September 18, 2015 by fhsteinbart
While I was at work the other day, a regular customer came into the store and asked me what he should brew for the coming months of fall. I asked what his favorite beers were, and he said he liked wheat beers for the most part. I asked if he had a yeast cake from a current fermentation and he said yes he did indeed have a Hefeweissen beer that was ready to rack. So I suggested he try making a Weizenbock, and he thought about it and decided to use a recipe that I gave him to brew with. Wheat beers are pretty simple and straightforward beers to brew, and enjoy, and the Bock versions are no more difficult to brew than their smaller siblings. Below is that recipe I gave him with the use of a premade starter, but if you already have some wheat beer that has a nice yeast cake going, then take advantage of that if you want. All that matters is the temperature; keeping the beer at or around 62° F. during the first 48 hours is paramount — you can let it rise to upwards of 72° or higher afterwards so it will finish out properly. My Weizenbock is currently still on the primary, and is ready to rack as it’s down to TG 1.010 from an OG of 1.084. I actually wanted an OG of 1.072, but got a little surprise from Weyermann malting in the form of higher extract than I got before using their malts. At any rate, here is the recipe for a great tasting Weizenbock to get you ready for those chilly days ahead!
- 6 lbs. Wheat DME
- 3.3 lbs. Munich LME
- 3 oz. Tettnang hops (Bittering)
- ¼ oz. Calcium Chloride in the boil
- Wyeast 3068 or White labs WLP300 or Danstar Munich Dry Yeast
- Heat 2-5 gallons of water to 155°F
- Turn off heat and add malt extract, stirring until fully dissolved.
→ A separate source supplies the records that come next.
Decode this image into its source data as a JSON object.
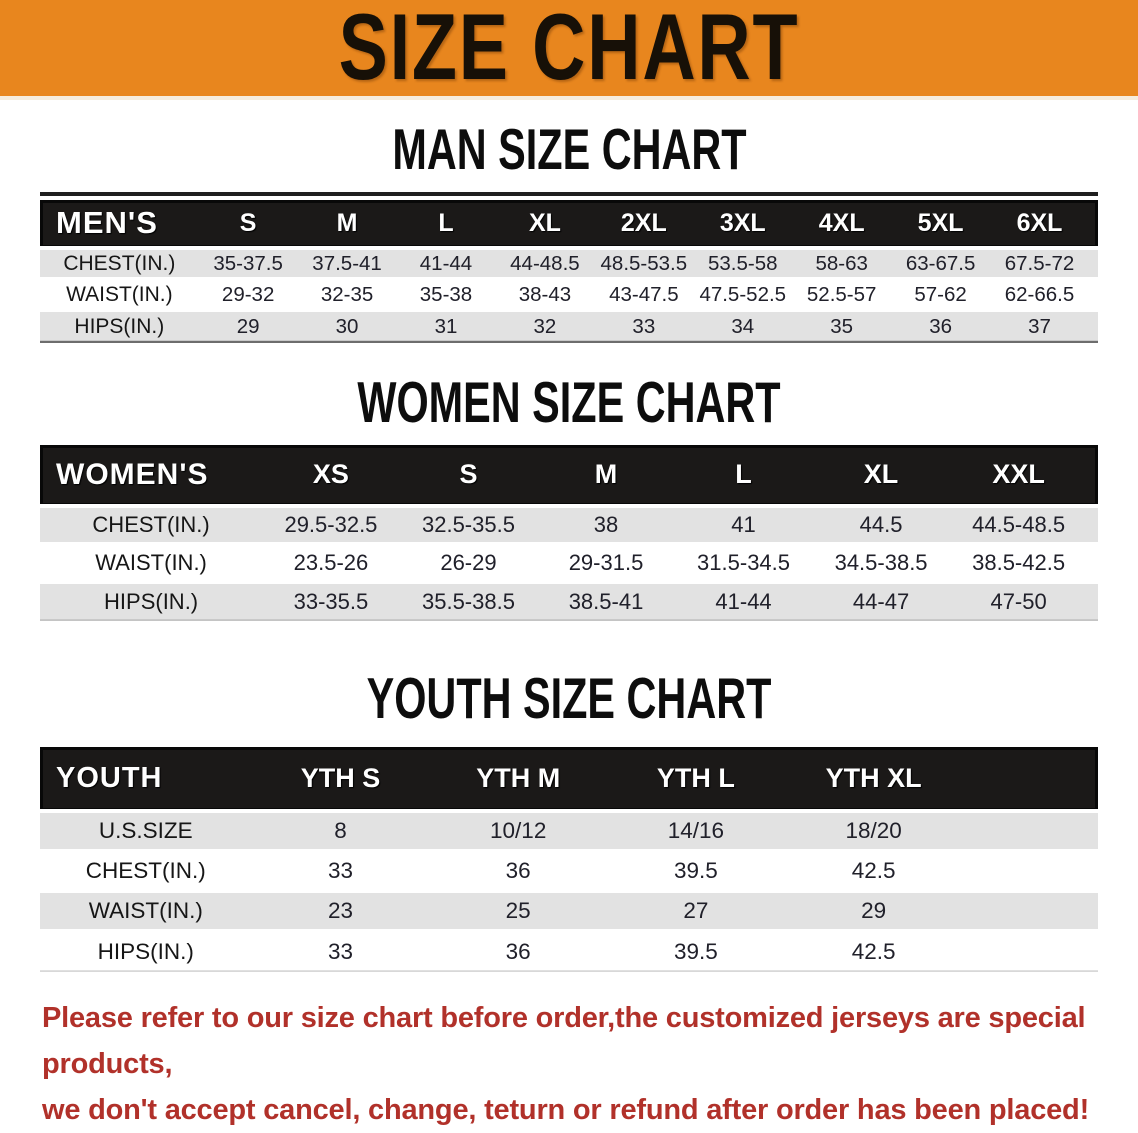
{
  "theme": {
    "banner_bg": "#E8861E",
    "bar_bg": "#1B1918",
    "stripe_bg": "#E2E2E2",
    "footer_red": "#B1312A"
  },
  "banner": {
    "title": "SIZE CHART"
  },
  "men": {
    "heading": "MAN SIZE CHART",
    "table": {
      "corner_label": "MEN'S",
      "columns": [
        "S",
        "M",
        "L",
        "XL",
        "2XL",
        "3XL",
        "4XL",
        "5XL",
        "6XL"
      ],
      "rows": [
        {
          "label": "CHEST(IN.)",
          "values": [
            "35-37.5",
            "37.5-41",
            "41-44",
            "44-48.5",
            "48.5-53.5",
            "53.5-58",
            "58-63",
            "63-67.5",
            "67.5-72"
          ]
        },
        {
          "label": "WAIST(IN.)",
          "values": [
            "29-32",
            "32-35",
            "35-38",
            "38-43",
            "43-47.5",
            "47.5-52.5",
            "52.5-57",
            "57-62",
            "62-66.5"
          ]
        },
        {
          "label": "HIPS(IN.)",
          "values": [
            "29",
            "30",
            "31",
            "32",
            "33",
            "34",
            "35",
            "36",
            "37"
          ]
        }
      ]
    }
  },
  "women": {
    "heading": "WOMEN SIZE CHART",
    "table": {
      "corner_label": "WOMEN'S",
      "columns": [
        "XS",
        "S",
        "M",
        "L",
        "XL",
        "XXL"
      ],
      "rows": [
        {
          "label": "CHEST(IN.)",
          "values": [
            "29.5-32.5",
            "32.5-35.5",
            "38",
            "41",
            "44.5",
            "44.5-48.5"
          ]
        },
        {
          "label": "WAIST(IN.)",
          "values": [
            "23.5-26",
            "26-29",
            "29-31.5",
            "31.5-34.5",
            "34.5-38.5",
            "38.5-42.5"
          ]
        },
        {
          "label": "HIPS(IN.)",
          "values": [
            "33-35.5",
            "35.5-38.5",
            "38.5-41",
            "41-44",
            "44-47",
            "47-50"
          ]
        }
      ]
    }
  },
  "youth": {
    "heading": "YOUTH SIZE CHART",
    "table": {
      "corner_label": "YOUTH",
      "columns": [
        "YTH S",
        "YTH M",
        "YTH L",
        "YTH XL"
      ],
      "rows": [
        {
          "label": "U.S.SIZE",
          "values": [
            "8",
            "10/12",
            "14/16",
            "18/20"
          ]
        },
        {
          "label": "CHEST(IN.)",
          "values": [
            "33",
            "36",
            "39.5",
            "42.5"
          ]
        },
        {
          "label": "WAIST(IN.)",
          "values": [
            "23",
            "25",
            "27",
            "29"
          ]
        },
        {
          "label": "HIPS(IN.)",
          "values": [
            "33",
            "36",
            "39.5",
            "42.5"
          ]
        }
      ]
    }
  },
  "footer": {
    "lines": [
      "Please refer to our size chart before order,the customized jerseys are special products,",
      "we don't accept cancel, change, teturn or refund after order has been placed!"
    ]
  }
}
- Return to heat, bring to boil for 5 min. then add 3 oz. bittering hops. (Tettnang, 60 min)
- After boil has finished, turn off heat and cool wort by placing kettle in an ice bath or using a wort chiller. (0 min)
- Add mixture to fermenter, removing hops, and bring total volume to 5 gallons using non-distilled bottled water or filtered tap water.
- Aerate unfermented wort (shaking works well)
- Pitch yeast and ferment at 62° F until completed (about a week).
- Allow to age an additional two to three weeks before packaging up as usual.
- 7 lbs. Munich malt
- 7 lbs. Dark Wheat malt
- 3 oz. Tettnang hops (Bittering)
- ¼ oz. Calcium Chloride in the mash, ¼ oz. Calcium Chloride in the boil
- Wyeast 3068 or Whitelabs WLP300 or Danstar Munich Dry Yeast
Infusion mash at 152°F for 1 hour. Sparge to 6.5 gallons of wort, and bring to a roiling boil. Add the bittering hops 10 minutes into the boil. Continue boiling for 40 more min. then add Whirlfloc tablet or Irish moss. At the end of the boil, cool the mixture by placing kettle in an ice bath or using a wort chiller. Add mixture to fermenter, removing hops, and aerate unfermented wort (shaking works well). Pitch yeast and ferment at 61°F to 63°F. Gravity may vary depending on system efficiency, so adjust accordingly.
Package up as usual; bottled versions should use 150 gms. corn sugar (approx. 1 cup), or kegged to 28 psig, and allow two weeks to come into condition. Serve at 50°~55°F in a Hefeweissen glass, share, and enjoy! This beer will continue to evolve and change over the coming months, so make enough to last you through your next brew.